Clinically significant azole cross-resistance in Candida isolates from HIV-positive patients with oral candidosis

Abstract

To determine the proportion of fluconazole-resistant Candida albicans isolates that have clinically significant cross-resistance to itraconazole or ketoconazole, that is sufficient to result in failure of these agents at their standard doses (200 and 400 mg daily for 7 days, respectively). Seven hundred C. albicans isolates from HIV-positive patients with oral candidosis underwent susceptibility testing using a relative growth method, for which cut-off values corresponding to clinical drug failure have been established.
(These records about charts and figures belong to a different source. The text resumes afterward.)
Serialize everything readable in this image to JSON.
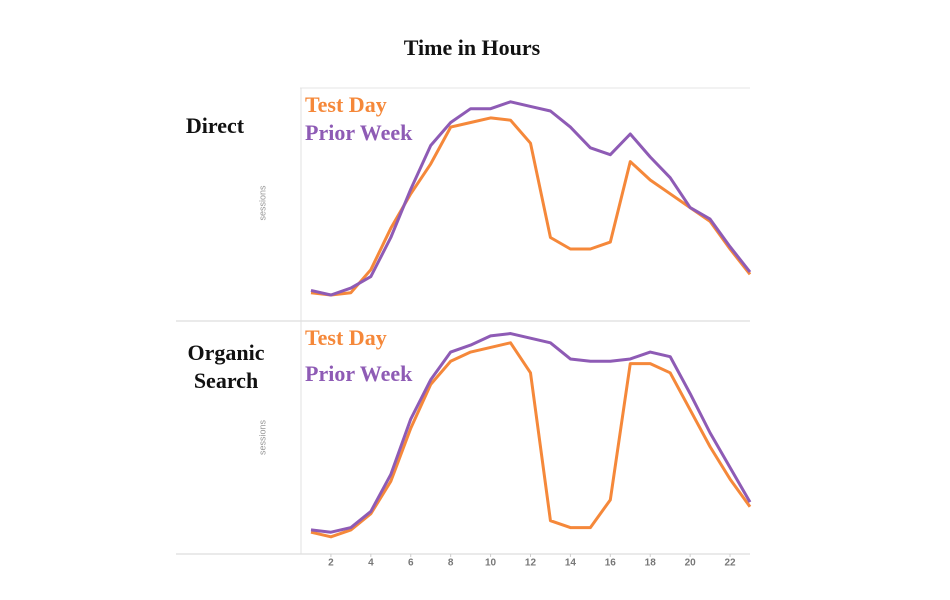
{
  "title": "Time in Hours",
  "chart_data": [
    {
      "type": "line",
      "label": "Direct",
      "y_label": "sessions",
      "x": [
        1,
        2,
        3,
        4,
        5,
        6,
        7,
        8,
        9,
        10,
        11,
        12,
        13,
        14,
        15,
        16,
        17,
        18,
        19,
        20,
        21,
        22,
        23
      ],
      "xlim": [
        0.5,
        23
      ],
      "ylim": [
        0,
        100
      ],
      "series": [
        {
          "name": "Test Day",
          "color": "#f5883a",
          "values": [
            11,
            10,
            11,
            21,
            39,
            54,
            67,
            83,
            85,
            87,
            86,
            76,
            35,
            30,
            30,
            33,
            68,
            60,
            54,
            48,
            42,
            30,
            19
          ]
        },
        {
          "name": "Prior Week",
          "color": "#8e5bb5",
          "values": [
            12,
            10,
            13,
            18,
            35,
            56,
            75,
            85,
            91,
            91,
            94,
            92,
            90,
            83,
            74,
            71,
            80,
            70,
            61,
            48,
            43,
            31,
            20
          ]
        }
      ]
    },
    {
      "type": "line",
      "label": "Organic Search",
      "y_label": "sessions",
      "x": [
        1,
        2,
        3,
        4,
        5,
        6,
        7,
        8,
        9,
        10,
        11,
        12,
        13,
        14,
        15,
        16,
        17,
        18,
        19,
        20,
        21,
        22,
        23
      ],
      "xlim": [
        0.5,
        23
      ],
      "ylim": [
        0,
        100
      ],
      "xticks": [
        2,
        4,
        6,
        8,
        10,
        12,
        14,
        16,
        18,
        20,
        22
      ],
      "series": [
        {
          "name": "Test Day",
          "color": "#f5883a",
          "values": [
            9,
            7,
            10,
            17,
            31,
            54,
            73,
            83,
            87,
            89,
            91,
            78,
            14,
            11,
            11,
            23,
            82,
            82,
            78,
            62,
            46,
            32,
            20
          ]
        },
        {
          "name": "Prior Week",
          "color": "#8e5bb5",
          "values": [
            10,
            9,
            11,
            18,
            34,
            58,
            75,
            87,
            90,
            94,
            95,
            93,
            91,
            84,
            83,
            83,
            84,
            87,
            85,
            69,
            52,
            37,
            22
          ]
        }
      ]
    }
  ]
}
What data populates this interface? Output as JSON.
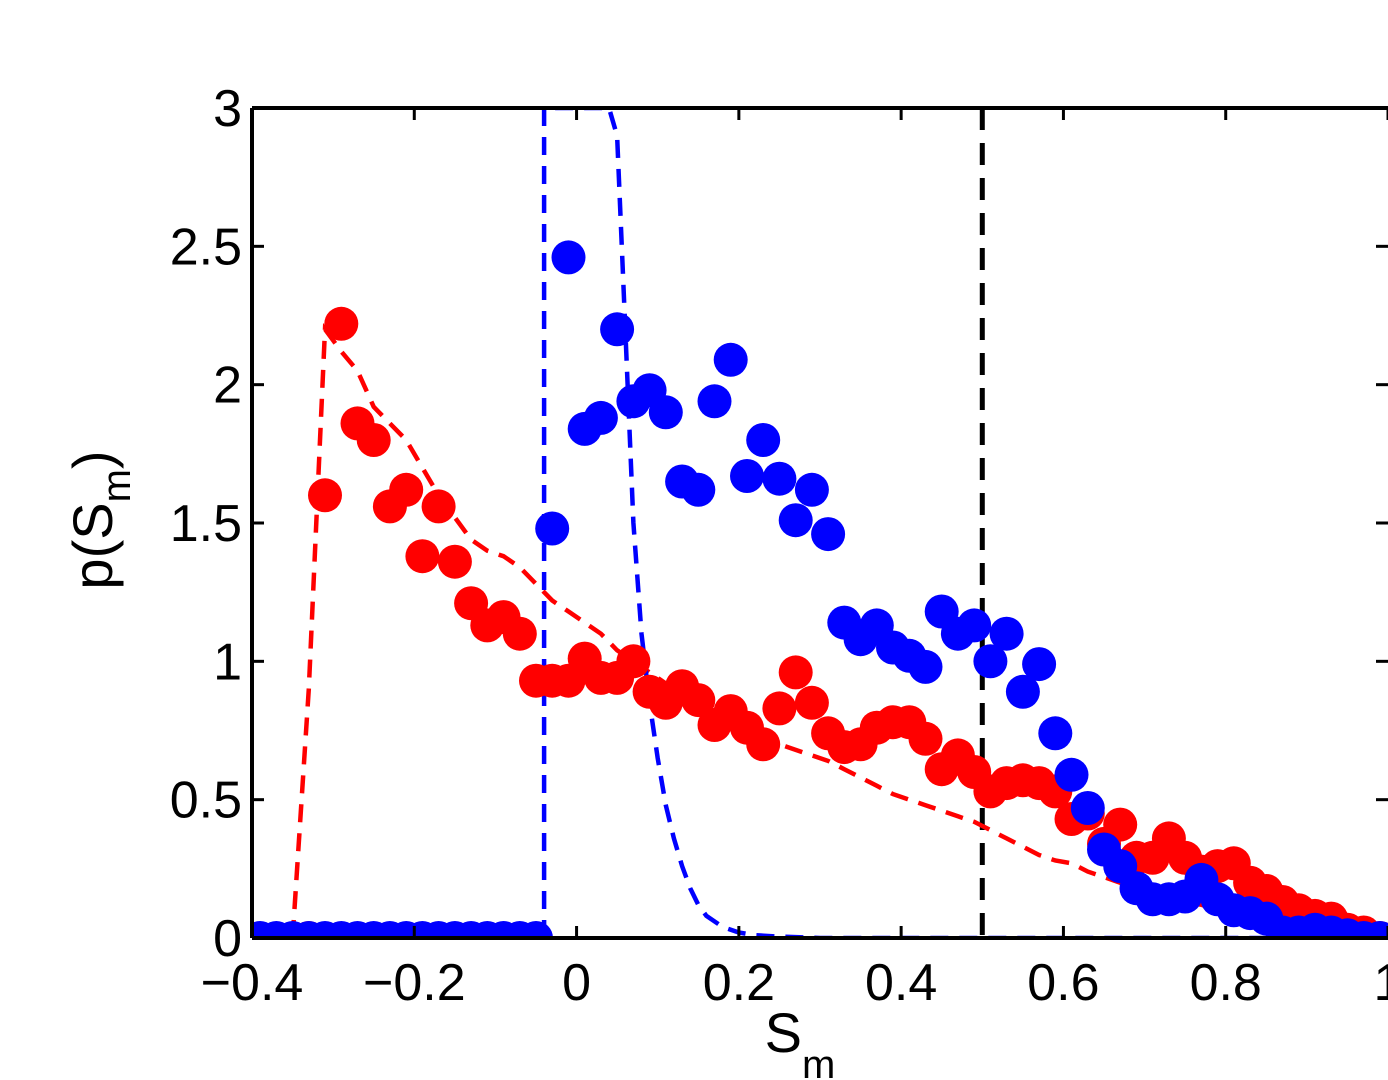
{
  "chart_data": {
    "type": "scatter",
    "title": "",
    "xlabel": "S",
    "xlabel_sub": "m",
    "ylabel": "p(S",
    "ylabel_sub": "m",
    "ylabel_close": ")",
    "xlim": [
      -0.4,
      1.0
    ],
    "ylim": [
      0,
      3
    ],
    "xticks": [
      -0.4,
      -0.2,
      0,
      0.2,
      0.4,
      0.6,
      0.8,
      1.0
    ],
    "xtick_labels": [
      "−0.4",
      "−0.2",
      "0",
      "0.2",
      "0.4",
      "0.6",
      "0.8",
      "1"
    ],
    "yticks": [
      0,
      0.5,
      1,
      1.5,
      2,
      2.5,
      3
    ],
    "ytick_labels": [
      "0",
      "0.5",
      "1",
      "1.5",
      "2",
      "2.5",
      "3"
    ],
    "grid": false,
    "colors": {
      "red": "#ff0000",
      "blue": "#0000ff",
      "black": "#000000"
    },
    "vertical_line": {
      "x": 0.5,
      "color": "#000000",
      "style": "dashed"
    },
    "series": [
      {
        "kind": "points",
        "color": "#ff0000",
        "x": [
          -0.33,
          -0.31,
          -0.29,
          -0.27,
          -0.25,
          -0.23,
          -0.21,
          -0.19,
          -0.17,
          -0.15,
          -0.13,
          -0.11,
          -0.09,
          -0.07,
          -0.05,
          -0.03,
          -0.01,
          0.01,
          0.03,
          0.05,
          0.07,
          0.09,
          0.11,
          0.13,
          0.15,
          0.17,
          0.19,
          0.21,
          0.23,
          0.25,
          0.27,
          0.29,
          0.31,
          0.33,
          0.35,
          0.37,
          0.39,
          0.41,
          0.43,
          0.45,
          0.47,
          0.49,
          0.51,
          0.53,
          0.55,
          0.57,
          0.59,
          0.61,
          0.63,
          0.65,
          0.67,
          0.69,
          0.71,
          0.73,
          0.75,
          0.77,
          0.79,
          0.81,
          0.83,
          0.85,
          0.87,
          0.89,
          0.91,
          0.93,
          0.95,
          0.97,
          0.99
        ],
        "y": [
          0,
          1.6,
          2.22,
          1.86,
          1.8,
          1.56,
          1.62,
          1.38,
          1.56,
          1.36,
          1.21,
          1.13,
          1.16,
          1.1,
          0.93,
          0.93,
          0.93,
          1.01,
          0.94,
          0.94,
          1.0,
          0.89,
          0.85,
          0.91,
          0.86,
          0.77,
          0.82,
          0.76,
          0.7,
          0.83,
          0.96,
          0.85,
          0.74,
          0.69,
          0.7,
          0.76,
          0.78,
          0.78,
          0.72,
          0.61,
          0.66,
          0.6,
          0.53,
          0.56,
          0.57,
          0.56,
          0.53,
          0.43,
          0.45,
          0.34,
          0.41,
          0.29,
          0.29,
          0.36,
          0.29,
          0.24,
          0.26,
          0.27,
          0.2,
          0.17,
          0.13,
          0.1,
          0.08,
          0.07,
          0.03,
          0.02,
          0.0
        ]
      },
      {
        "kind": "points",
        "color": "#0000ff",
        "x": [
          -0.39,
          -0.37,
          -0.35,
          -0.33,
          -0.31,
          -0.29,
          -0.27,
          -0.25,
          -0.23,
          -0.21,
          -0.19,
          -0.17,
          -0.15,
          -0.13,
          -0.11,
          -0.09,
          -0.07,
          -0.05,
          -0.03,
          -0.01,
          0.01,
          0.03,
          0.05,
          0.07,
          0.09,
          0.11,
          0.13,
          0.15,
          0.17,
          0.19,
          0.21,
          0.23,
          0.25,
          0.27,
          0.29,
          0.31,
          0.33,
          0.35,
          0.37,
          0.39,
          0.41,
          0.43,
          0.45,
          0.47,
          0.49,
          0.51,
          0.53,
          0.55,
          0.57,
          0.59,
          0.61,
          0.63,
          0.65,
          0.67,
          0.69,
          0.71,
          0.73,
          0.75,
          0.77,
          0.79,
          0.81,
          0.83,
          0.85,
          0.87,
          0.89,
          0.91,
          0.93,
          0.95,
          0.97,
          0.99
        ],
        "y": [
          0,
          0,
          0,
          0,
          0,
          0,
          0,
          0,
          0,
          0,
          0,
          0,
          0,
          0,
          0,
          0,
          0,
          0,
          1.48,
          2.46,
          1.84,
          1.88,
          2.2,
          1.94,
          1.98,
          1.9,
          1.65,
          1.62,
          1.94,
          2.09,
          1.67,
          1.8,
          1.66,
          1.51,
          1.62,
          1.46,
          1.14,
          1.08,
          1.13,
          1.05,
          1.02,
          0.98,
          1.18,
          1.1,
          1.13,
          1.0,
          1.1,
          0.89,
          0.99,
          0.74,
          0.59,
          0.47,
          0.32,
          0.26,
          0.18,
          0.14,
          0.14,
          0.15,
          0.21,
          0.14,
          0.1,
          0.09,
          0.07,
          0.02,
          0.02,
          0.03,
          0.02,
          0.01,
          0.0,
          0.0
        ]
      },
      {
        "kind": "dashed-line",
        "color": "#ff0000",
        "x": [
          -0.35,
          -0.33,
          -0.31,
          -0.29,
          -0.27,
          -0.25,
          -0.23,
          -0.21,
          -0.19,
          -0.17,
          -0.15,
          -0.13,
          -0.11,
          -0.09,
          -0.07,
          -0.05,
          -0.03,
          -0.01,
          0.01,
          0.03,
          0.05,
          0.07,
          0.09,
          0.11,
          0.13,
          0.15,
          0.17,
          0.19,
          0.21,
          0.23,
          0.25,
          0.27,
          0.29,
          0.31,
          0.33,
          0.35,
          0.37,
          0.39,
          0.41,
          0.43,
          0.45,
          0.47,
          0.49,
          0.51,
          0.53,
          0.55,
          0.57,
          0.59,
          0.61,
          0.63,
          0.65,
          0.67,
          0.69,
          0.71,
          0.73,
          0.75,
          0.77,
          0.79,
          0.81,
          0.83,
          0.85,
          0.87,
          0.89,
          0.91,
          0.93,
          0.95,
          0.97,
          0.99
        ],
        "y": [
          0,
          0.9,
          2.2,
          2.12,
          2.05,
          1.92,
          1.86,
          1.8,
          1.7,
          1.6,
          1.52,
          1.44,
          1.4,
          1.38,
          1.34,
          1.28,
          1.22,
          1.18,
          1.14,
          1.1,
          1.04,
          1.0,
          0.96,
          0.92,
          0.88,
          0.85,
          0.82,
          0.8,
          0.76,
          0.72,
          0.7,
          0.68,
          0.66,
          0.64,
          0.61,
          0.58,
          0.55,
          0.52,
          0.5,
          0.48,
          0.46,
          0.44,
          0.42,
          0.39,
          0.36,
          0.33,
          0.3,
          0.28,
          0.27,
          0.24,
          0.22,
          0.2,
          0.18,
          0.16,
          0.14,
          0.13,
          0.12,
          0.1,
          0.09,
          0.08,
          0.06,
          0.05,
          0.04,
          0.03,
          0.02,
          0.01,
          0.005,
          0.0
        ]
      },
      {
        "kind": "dashed-line",
        "color": "#0000ff",
        "x": [
          -0.04,
          -0.04,
          -0.03,
          -0.02,
          0.0,
          0.02,
          0.04,
          0.05,
          0.06,
          0.07,
          0.08,
          0.09,
          0.1,
          0.11,
          0.12,
          0.13,
          0.14,
          0.15,
          0.16,
          0.18,
          0.2,
          0.22,
          0.25,
          0.3,
          0.4,
          0.6,
          0.8,
          1.0
        ],
        "y": [
          0,
          3.0,
          3.0,
          3.0,
          3.0,
          3.0,
          3.0,
          2.9,
          2.2,
          1.5,
          1.1,
          0.85,
          0.65,
          0.48,
          0.36,
          0.26,
          0.18,
          0.12,
          0.08,
          0.04,
          0.02,
          0.01,
          0.005,
          0.0,
          0.0,
          0.0,
          0.0,
          0.0
        ]
      }
    ]
  }
}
A total of 431 isolates were fully azole-susceptible and three main resistance patterns were detected: isolates resistant to fluconazole alone (n = 100); isolates resistant to fluconazole and ketoconazole but susceptible to itraconazole (n = 94); and isolates resistant to all three drugs (n = 50). No isolates were consistently resistant to ketoconazole without being fluconazole-resistant, and no itraconazole resistance was detected without ketoconazole resistance. Resistance to fluconazole alone was more common in specimens obtained soon after first clinical fluconazole failure, whereas specimens from patients with a longer history of fluconazole-unresponsive candidosis were more likely to be infected with cross-resistant isolates. Median days of prior azole exposure and cumulative fluconazole dose were significantly less for those with isolates resistant to fluconazole alone than for those with ketoconazole cross-resistant isolates, who had received less azole therapy and smaller cumulative fluconazole doses than those with isolates cross-resistant to all three drugs (although not statistically significant). After the diagnosis of fluconazole-unresponsive candidosis, increasing cumulative doses of itraconazole solution were associated with increasing likelihood of cross-resistance. Clinically significant cross-resistance to other azoles may occur in fluconazole-resistant isolates of C. albicans, although initially most isolates are not cross-resistant and the detection of cross-resistant isolates is associated with a history of greater prior azole exposure. Patients who have been treated for fluconazole-resistant candidosis for longer and with greater cumulative doses of itraconazole solution tend to become infected with increasingly cross-resistant isolates of C. albicans.